Allah turunkan hujan rahmat dari langit kepada pemilik kebun yang berhauqalah.
Kekuatan hauqalah mampu membelah kegelapan
alam dunia dengan Nur Muhammad. Sebab, sumber hauqalah adalah sejati diri Nur
Muhammad. Nur Muhammad yang memberi
cahaya bagi kelahiran bacaan sehingga terbaca. Nur Muhammad yang memberi cahaya
untuk tulisan sehingga bisa tertulis. Nur Muhammad tidak lain kecuali berasal
dari Nur Allah. Membuka rahasia kalimat hauqalah adalah mengerti jalan datang
dan jalan pulang kepada Tuhan. Jalan yang dimaksud adalah berserah-diri.
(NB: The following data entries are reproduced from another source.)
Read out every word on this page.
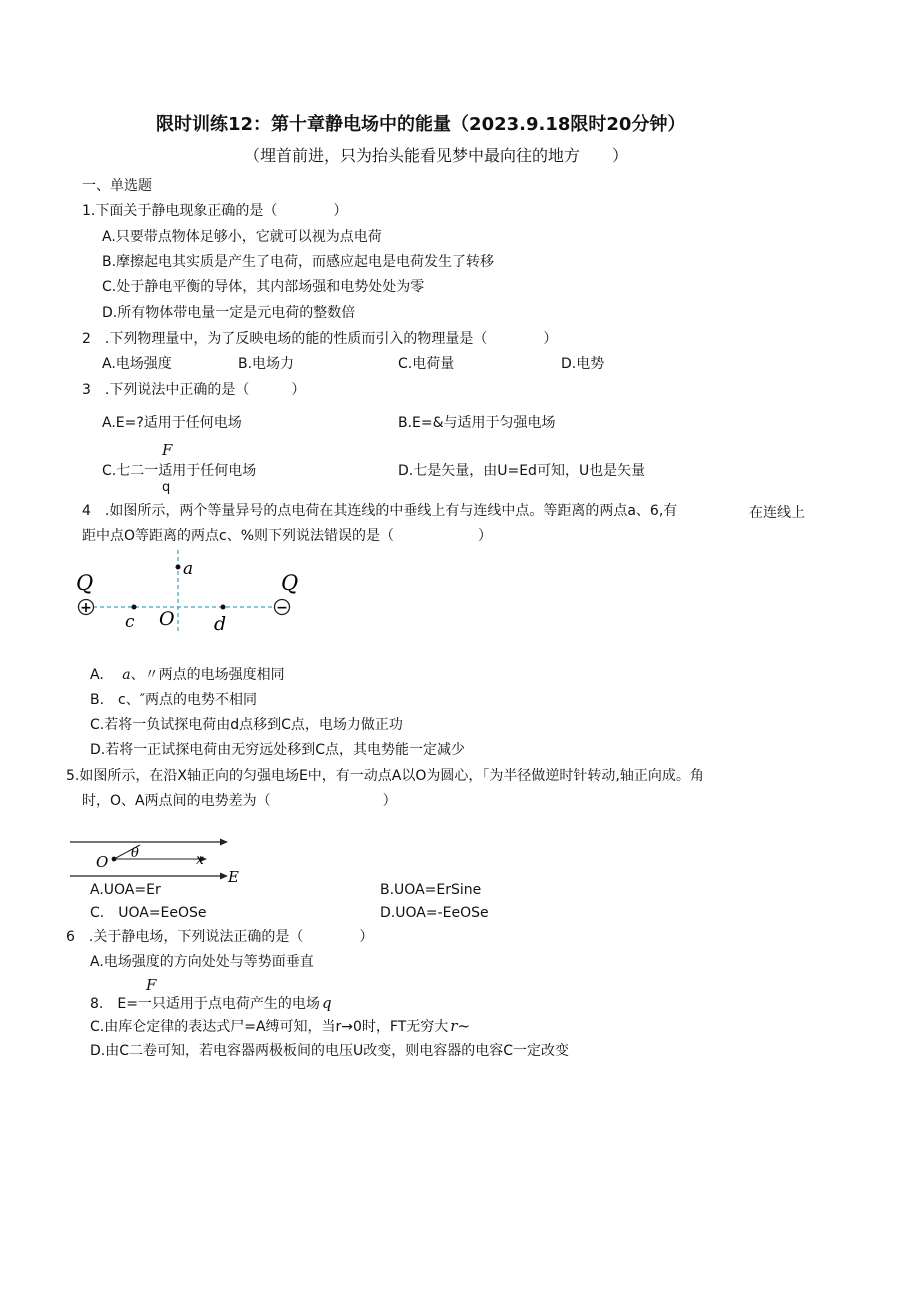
限时训练12：第十章静电场中的能量（2023.9.18限时20分钟）
（埋首前进，只为抬头能看见梦中最向往的地方　　）
一、单选题
1.下面关于静电现象正确的是（　　　　）
A.只要带点物体足够小，它就可以视为点电荷
B.摩擦起电其实质是产生了电荷，而感应起电是电荷发生了转移
C.处于静电平衡的导体，其内部场强和电势处处为零
D.所有物体带电量一定是元电荷的整数倍
2　.下列物理量中，为了反映电场的能的性质而引入的物理量是（　　　　）
A.电场强度	B.电场力	C.电荷量	D.电势
3　.下列说法中正确的是（　　　）
A.E=?适用于任何电场	B.E=&与适用于匀强电场
F
C.七二一适用于任何电场
q
D.七是矢量，由U=Ed可知，U也是矢量
4　.如图所示，两个等量异号的点电荷在其连线的中垂线上有与连线中点。等距离的两点a、6,有	在连线上
距中点O等距离的两点c、%则下列说法错误的是（　　　　　　）
+	−
Q	Q
a
c O d
A. a、〃两点的电场强度相同
B.　c、″两点的电势不相同
C.若将一负试探电荷由d点移到C点，电场力做正功
D.若将一正试探电荷由无穷远处移到C点，其电势能一定减少
5.如图所示，在沿X轴正向的匀强电场E中，有一动点A以O为圆心，「为半径做逆时针转动,轴正向成。角
时，O、A两点间的电势差为（　　　　　　　　）
O θ	x
E
A.UOA=Er	B.UOA=ErSine
C.　UOA=EeOSe	D.UOA=-EeOSe
6　.关于静电场，下列说法正确的是（　　　　）
A.电场强度的方向处处与等势面垂直
F
8.　E=一只适用于点电荷产生的电场 q
C.由库仑定律的表达式尸=A缚可知，当r→0时，FT无穷大 r~
D.由C二卷可知，若电容器两极板间的电压U改变，则电容器的电容C一定改变
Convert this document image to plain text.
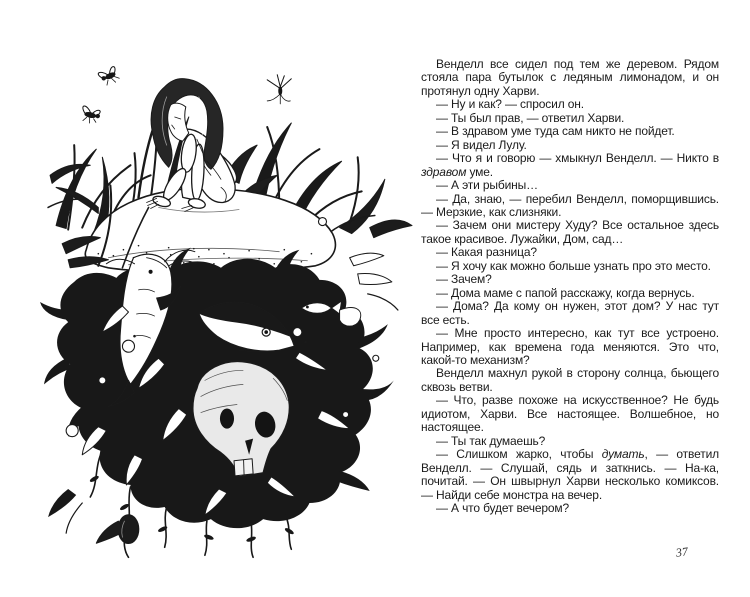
Венделл все сидел под тем же деревом. Рядом стояла пара бутылок с ледяным лимонадом, и он протянул одну Харви.

— Ну и как? — спросил он.

— Ты был прав, — ответил Харви.

— В здравом уме туда сам никто не пойдет.

— Я видел Лулу.

— Что я и говорю — хмыкнул Венделл. — Никто в здравом уме.

— А эти рыбины…

— Да, знаю, — перебил Венделл, поморщившись. — Мерзкие, как слизняки.

— Зачем они мистеру Худу? Все остальное здесь такое красивое. Лужайки, Дом, сад…

— Какая разница?

— Я хочу как можно больше узнать про это место.

— Зачем?

— Дома маме с папой расскажу, когда вернусь.

— Дома? Да кому он нужен, этот дом? У нас тут все есть.

— Мне просто интересно, как тут все устроено. Например, как времена года меняются. Это что, какой-то механизм?

Венделл махнул рукой в сторону солнца, бьющего сквозь ветви.

— Что, разве похоже на искусственное? Не будь идиотом, Харви. Все настоящее. Волшебное, но настоящее.

— Ты так думаешь?

— Слишком жарко, чтобы думать, — ответил Венделл. — Слушай, сядь и заткнись. — На-ка, почитай. — Он швырнул Харви несколько комиксов. — Найди себе монстра на вечер.

— А что будет вечером?

37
Penyerahan
diri total kepada Allah adalah dengan melepaskan kekuatan diri, kecuali hanya
kepada-Nya, melepaskan kehendak diri, melainkan hanya kehendak-Nya.
Dalam kuasa-Nya dan didalam kehendak-Nya,
Sulaiman mengatur angin sebagai pasukan, Sulaiman memerintah jin untuk membagun
kuil-kuil raksasa, tipikal masanya. Apalagi umat Muhammad sebagai pewaris nilai
akumulatif dari keseluruhan kejayaan
umat terdahulu. Kemajuan umat kini dengan ilmu pengetahuan dan teknologi.
Saat ilmuwan dan teknokrat tunduk patuh
kepada Pencipta, niscaya sanggup melewati batasan yang dipagari manusia dan
jin. Sungguh Aku (Allah) lebih mengetahui, sedang kamu tidak mengetahui.
Ucapan hauqalah yang bermakna energi mampu
mendobrak kultur pesimis, apatis dan egosentris. Mampu membumi-hanguskan mental
feodal dan ABS (asal bapak senang). Hauqalah memberi kemerdekaan yang
sesungguhnya, tanpa rasa takut kepada makhluk. Hauqalah ibarat senjata rahasia
dengan peluru ampuh untuk melemahkan pasukan syaitan dan sekutunya,
menghancurkan benteng pertahanan musuh, dan membunuh napsu jahat yang
menyelinap di dalam tubuh. Hauqalah mendinamisasikan supaya kehidupan berjalan
lancar tiada sumbatan. Ibarat lokomotif yang menarik gerbong kereta listrik
yang bermobile dengan cepat secara stabil.
Secara total dan radikal, kalimah hauqalah
telah menihilkan arti, makna dan harga jiwa di hadirat Tuhan yang maha suci.
Bila di hadirat Tuhan seorang mukmin telah merasa ketiadaan sifat berdaya, mengakibatkan dia hanya bergantung kepada-Nya
saja. Dengan menimbang, kalimah hauqalah sebagai inti sikap mukmin beragama
terdapat dalam surah Al-Kahfi.
Al-Kahfi didalamnya mengandung empat kisah
nyata (the story), telah memberi contoh. Dihadapkan dengan realita akhir zaman,
kalimah hauqalah yang dihayati dan tawakkal yang diamali akan mengusir
keburukan dan kejahatan zaman.
Pertama, pemuda gua. Kandungan hikmah
hauqalah-nya terdapat pada ayat 23-24: "Dan jangan sekali-kali engkau
mengatakan terhadap sesuatu, "aku pasti melakukan itu besok pagi,"
kecuali insya Allah. Dan ingatlah kepada Tuhan-mu apabila engkau lupa dan
katakan, "mudahan Tuhan-ku akan memberiku petunjuk kepadaku, agar aku
lebih dekat dengan kebenaran."
Dua, perkataan pemilik kebun mukmin kepada
sahabatnya: "Tetapi aku (percaya bahwa), Dialah Allah, Tuhanku. Dan aku
tidak mempersekutukan Tuhanku dengan sesuatu-pun. Kenapa engkau tidak
mengatakan sewaktu masuk ke dalam kebunmu dengan mengatakan: "Masya Allah,
la quwwata illa billah," (terjadi apa-apa yang dikehendaki Allah, tidak
ada kekuatan kecuali dengan Allah)." (Al-Kahfi 38-39). Sedang dua kisah
inspiratif adalah Musa-Khidir, dan kisah Zulkarnain. Wallahu a'lam.